CV C : Un GAN est capable de frapper fort et loin, à terre ou en mer. Imaginez la force de frappe d’un coup de poing, la distance en plus. C’est d’ailleurs cette particularité qui le distingue d’une force navale sans porte-avions. Le GAN est un peu un boxeur qui montre ses muscles, sans être obligé de les utiliser pour avoir de l’influence. Afficher sa force suffit la plupart du temps. Le GAN est un formidable outil, exigeant certes, une série d’engrenages compliqués mais aux effets décuplés et d’une efficacité redoutable. C’est un jeu de cartes très complet. Si on suit une perspective historique, le GAN revient à sa fonction originelle, le combat en haute mer en vue d’obtenir la meilleure maîtrise de l’espace aéromaritime, après trois décennies focalisées sur la projection de puissance vers la terre.

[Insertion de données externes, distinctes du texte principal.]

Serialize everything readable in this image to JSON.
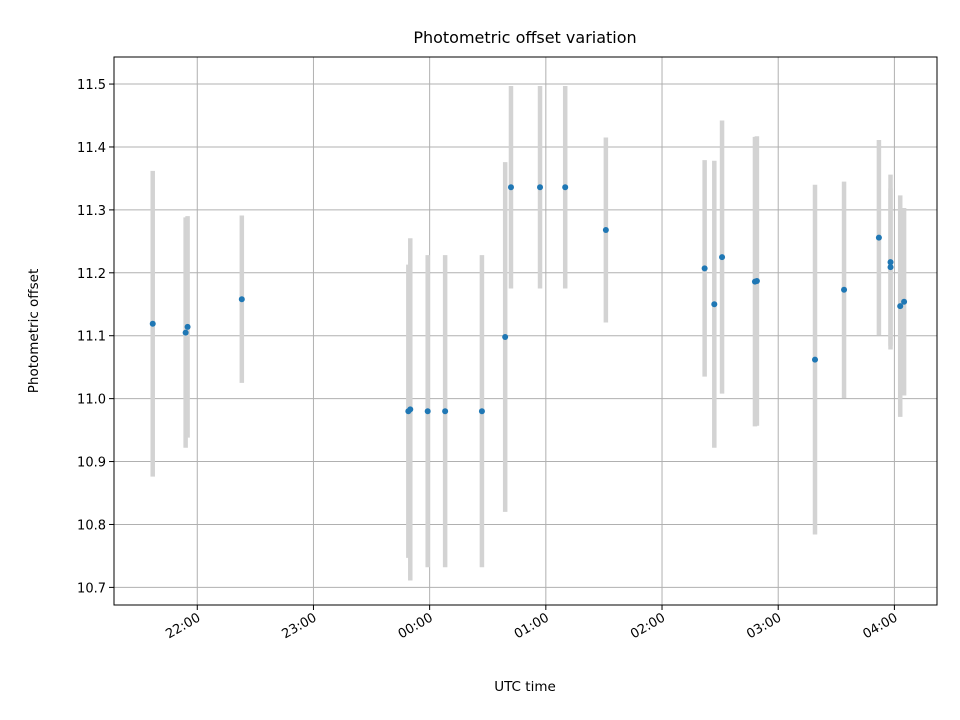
{
  "chart_data": {
    "type": "scatter",
    "title": "Photometric offset variation",
    "xlabel": "UTC time",
    "ylabel": "Photometric offset",
    "x_axis_kind": "time",
    "xlim": [
      "21:17",
      "04:22"
    ],
    "ylim": [
      10.672,
      11.543
    ],
    "grid": true,
    "x_ticks": [
      "22:00",
      "23:00",
      "00:00",
      "01:00",
      "02:00",
      "03:00",
      "04:00"
    ],
    "y_ticks": [
      "10.7",
      "10.8",
      "10.9",
      "11.0",
      "11.1",
      "11.2",
      "11.3",
      "11.4",
      "11.5"
    ],
    "colors": {
      "points": "#1f77b4",
      "errorbars": "#d3d3d3",
      "grid": "#b0b0b0"
    },
    "points": [
      {
        "time": "21:37",
        "y": 11.119,
        "err": 0.243
      },
      {
        "time": "21:54",
        "y": 11.105,
        "err": 0.183
      },
      {
        "time": "21:55",
        "y": 11.114,
        "err": 0.176
      },
      {
        "time": "22:23",
        "y": 11.158,
        "err": 0.133
      },
      {
        "time": "23:49",
        "y": 10.98,
        "err": 0.233
      },
      {
        "time": "23:50",
        "y": 10.983,
        "err": 0.272
      },
      {
        "time": "23:59",
        "y": 10.98,
        "err": 0.248
      },
      {
        "time": "00:08",
        "y": 10.98,
        "err": 0.248
      },
      {
        "time": "00:27",
        "y": 10.98,
        "err": 0.248
      },
      {
        "time": "00:39",
        "y": 11.098,
        "err": 0.278
      },
      {
        "time": "00:42",
        "y": 11.336,
        "err": 0.161
      },
      {
        "time": "00:57",
        "y": 11.336,
        "err": 0.161
      },
      {
        "time": "01:10",
        "y": 11.336,
        "err": 0.161
      },
      {
        "time": "01:31",
        "y": 11.268,
        "err": 0.147
      },
      {
        "time": "02:22",
        "y": 11.207,
        "err": 0.172
      },
      {
        "time": "02:27",
        "y": 11.15,
        "err": 0.228
      },
      {
        "time": "02:31",
        "y": 11.225,
        "err": 0.217
      },
      {
        "time": "02:48",
        "y": 11.186,
        "err": 0.23
      },
      {
        "time": "02:49",
        "y": 11.187,
        "err": 0.23
      },
      {
        "time": "03:19",
        "y": 11.062,
        "err": 0.278
      },
      {
        "time": "03:34",
        "y": 11.173,
        "err": 0.172
      },
      {
        "time": "03:52",
        "y": 11.256,
        "err": 0.155
      },
      {
        "time": "03:58",
        "y": 11.209,
        "err": 0.125
      },
      {
        "time": "03:58",
        "y": 11.217,
        "err": 0.139
      },
      {
        "time": "04:03",
        "y": 11.147,
        "err": 0.176
      },
      {
        "time": "04:05",
        "y": 11.154,
        "err": 0.149
      }
    ]
  }
}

CB : Existe-t-il encore des endroits dans le monde que l’on ne peut pas atteindre ?
CV C : Oui, mais ils se sont beaucoup réduits... Il reste peut-être encore quelques terres émergées… mais qui ont peu d’intérêt militairement. Le GAN permet une continuité terre-mer, ayant une capacité à franchir une étendue d’eau ou de terre de façon indifférente. L’avantage du GAN, c’est sa capacité à bouger quotidiennement. D’un point de vue tactique, cette mobilité permet d’attaquer localement du fort au faible, de faire peser par ubiquité une pression permanente sur l’ennemi, ou d’aller chercher les meilleures conditions météorologiques pour faire décoller la chasse.

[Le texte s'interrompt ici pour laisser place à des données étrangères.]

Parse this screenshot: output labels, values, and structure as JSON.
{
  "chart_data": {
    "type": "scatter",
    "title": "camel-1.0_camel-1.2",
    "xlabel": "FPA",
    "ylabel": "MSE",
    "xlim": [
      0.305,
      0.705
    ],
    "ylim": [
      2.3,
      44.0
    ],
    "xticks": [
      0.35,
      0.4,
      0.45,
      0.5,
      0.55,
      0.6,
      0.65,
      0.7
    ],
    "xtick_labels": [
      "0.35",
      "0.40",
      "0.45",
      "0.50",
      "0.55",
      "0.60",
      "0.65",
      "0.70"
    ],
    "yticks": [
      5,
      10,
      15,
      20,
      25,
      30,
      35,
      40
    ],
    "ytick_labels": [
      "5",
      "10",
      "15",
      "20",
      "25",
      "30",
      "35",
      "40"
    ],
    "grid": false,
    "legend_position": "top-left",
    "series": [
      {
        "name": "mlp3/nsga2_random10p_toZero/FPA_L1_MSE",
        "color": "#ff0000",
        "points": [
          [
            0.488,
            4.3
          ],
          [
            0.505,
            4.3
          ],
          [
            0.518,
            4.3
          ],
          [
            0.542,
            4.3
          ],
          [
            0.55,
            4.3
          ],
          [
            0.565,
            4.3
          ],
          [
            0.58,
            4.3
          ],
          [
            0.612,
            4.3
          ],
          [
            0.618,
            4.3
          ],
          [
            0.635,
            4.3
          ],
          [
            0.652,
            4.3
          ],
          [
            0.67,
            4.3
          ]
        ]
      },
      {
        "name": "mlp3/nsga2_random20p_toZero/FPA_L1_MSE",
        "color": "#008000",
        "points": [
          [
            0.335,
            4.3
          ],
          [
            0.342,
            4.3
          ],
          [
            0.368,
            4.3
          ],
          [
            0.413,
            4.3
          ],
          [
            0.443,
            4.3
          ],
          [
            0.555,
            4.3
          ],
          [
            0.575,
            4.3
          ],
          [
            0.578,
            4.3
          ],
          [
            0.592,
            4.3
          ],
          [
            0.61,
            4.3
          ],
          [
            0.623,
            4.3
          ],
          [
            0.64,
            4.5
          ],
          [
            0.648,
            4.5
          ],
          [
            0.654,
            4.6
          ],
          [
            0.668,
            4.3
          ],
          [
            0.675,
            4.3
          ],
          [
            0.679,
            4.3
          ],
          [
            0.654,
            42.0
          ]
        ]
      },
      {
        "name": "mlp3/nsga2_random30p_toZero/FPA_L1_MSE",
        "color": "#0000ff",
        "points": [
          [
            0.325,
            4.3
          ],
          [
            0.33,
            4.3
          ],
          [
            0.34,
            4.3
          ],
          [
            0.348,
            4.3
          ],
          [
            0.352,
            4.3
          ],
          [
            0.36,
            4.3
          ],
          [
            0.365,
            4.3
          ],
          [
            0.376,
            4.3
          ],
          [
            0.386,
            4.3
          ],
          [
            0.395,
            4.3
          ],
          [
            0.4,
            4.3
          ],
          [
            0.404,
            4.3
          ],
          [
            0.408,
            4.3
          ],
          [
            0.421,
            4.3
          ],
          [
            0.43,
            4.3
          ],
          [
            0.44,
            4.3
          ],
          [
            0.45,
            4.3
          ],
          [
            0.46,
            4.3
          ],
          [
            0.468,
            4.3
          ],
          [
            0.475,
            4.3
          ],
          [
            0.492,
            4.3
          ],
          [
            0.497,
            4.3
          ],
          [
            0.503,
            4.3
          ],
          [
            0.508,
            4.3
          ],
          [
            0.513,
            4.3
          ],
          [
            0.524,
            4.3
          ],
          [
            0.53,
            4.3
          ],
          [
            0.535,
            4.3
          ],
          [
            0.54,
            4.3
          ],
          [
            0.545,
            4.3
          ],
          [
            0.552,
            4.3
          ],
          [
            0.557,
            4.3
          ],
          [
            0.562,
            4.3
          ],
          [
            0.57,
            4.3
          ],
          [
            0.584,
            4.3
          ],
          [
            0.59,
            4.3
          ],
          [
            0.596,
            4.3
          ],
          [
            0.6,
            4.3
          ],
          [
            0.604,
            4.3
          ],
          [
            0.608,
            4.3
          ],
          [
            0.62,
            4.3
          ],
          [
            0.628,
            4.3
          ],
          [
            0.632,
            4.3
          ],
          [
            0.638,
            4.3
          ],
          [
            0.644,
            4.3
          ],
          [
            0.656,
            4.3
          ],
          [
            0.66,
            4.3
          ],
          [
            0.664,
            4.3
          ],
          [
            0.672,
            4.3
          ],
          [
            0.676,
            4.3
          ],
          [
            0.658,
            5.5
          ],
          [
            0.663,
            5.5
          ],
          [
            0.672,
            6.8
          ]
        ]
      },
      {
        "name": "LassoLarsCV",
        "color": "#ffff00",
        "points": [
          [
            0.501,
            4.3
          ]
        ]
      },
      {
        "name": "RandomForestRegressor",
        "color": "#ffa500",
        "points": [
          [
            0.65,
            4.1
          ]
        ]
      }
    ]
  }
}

CB : Le GAN n’est pas seulement un outil de combat ?
CV C : Non il est aussi un outil de contestation et de compétition. D’un point de vue stratégique, c’est-à-dire politique, le GAN constitue un outil employable dans des contextes divers et à des fins variées, avec une résonnance politique immédiatement palpable : de la gestion de crise à la guerre de haute intensité, du signalement stratégique à la mise en oeuvre de la dissuasion nucléaire. Il existe une gradation dont le 1er degré est la compétition (les États se battent pour des ressources, sans avoir recours à leurs bateaux de guerre), le 2e degré est la contestation et le 3e degré l’affrontement (conflit de haute intensité). Ce n’est pas tout blanc ou tout noir, la paix ou la guerre : on peut être des alliés militaires et des compétiteurs économiques, ou même l’inverse. Le GAN a un effet de découragement et de dissuasion envers nos compétiteurs, et en même temps, un effet stimulant car il rassure nos alliés. Il attire nos partenaires qui souhaitent s’intégrer aux déploiements du GAN français. Interagir avec le GAN ce n’est pas juste exister, mais se convaincre que si un jour un conflit éclate, on sera capable de travailler ensemble. L’interopérabilité avec des unités alliées est accentuée par sa grande flexibilité : une frégate étrangère s’intègre aisément dans le GAN, pour une durée et un mandat variable. Cela apporte à mon niveau un surcroît d’effets tactiques possibles.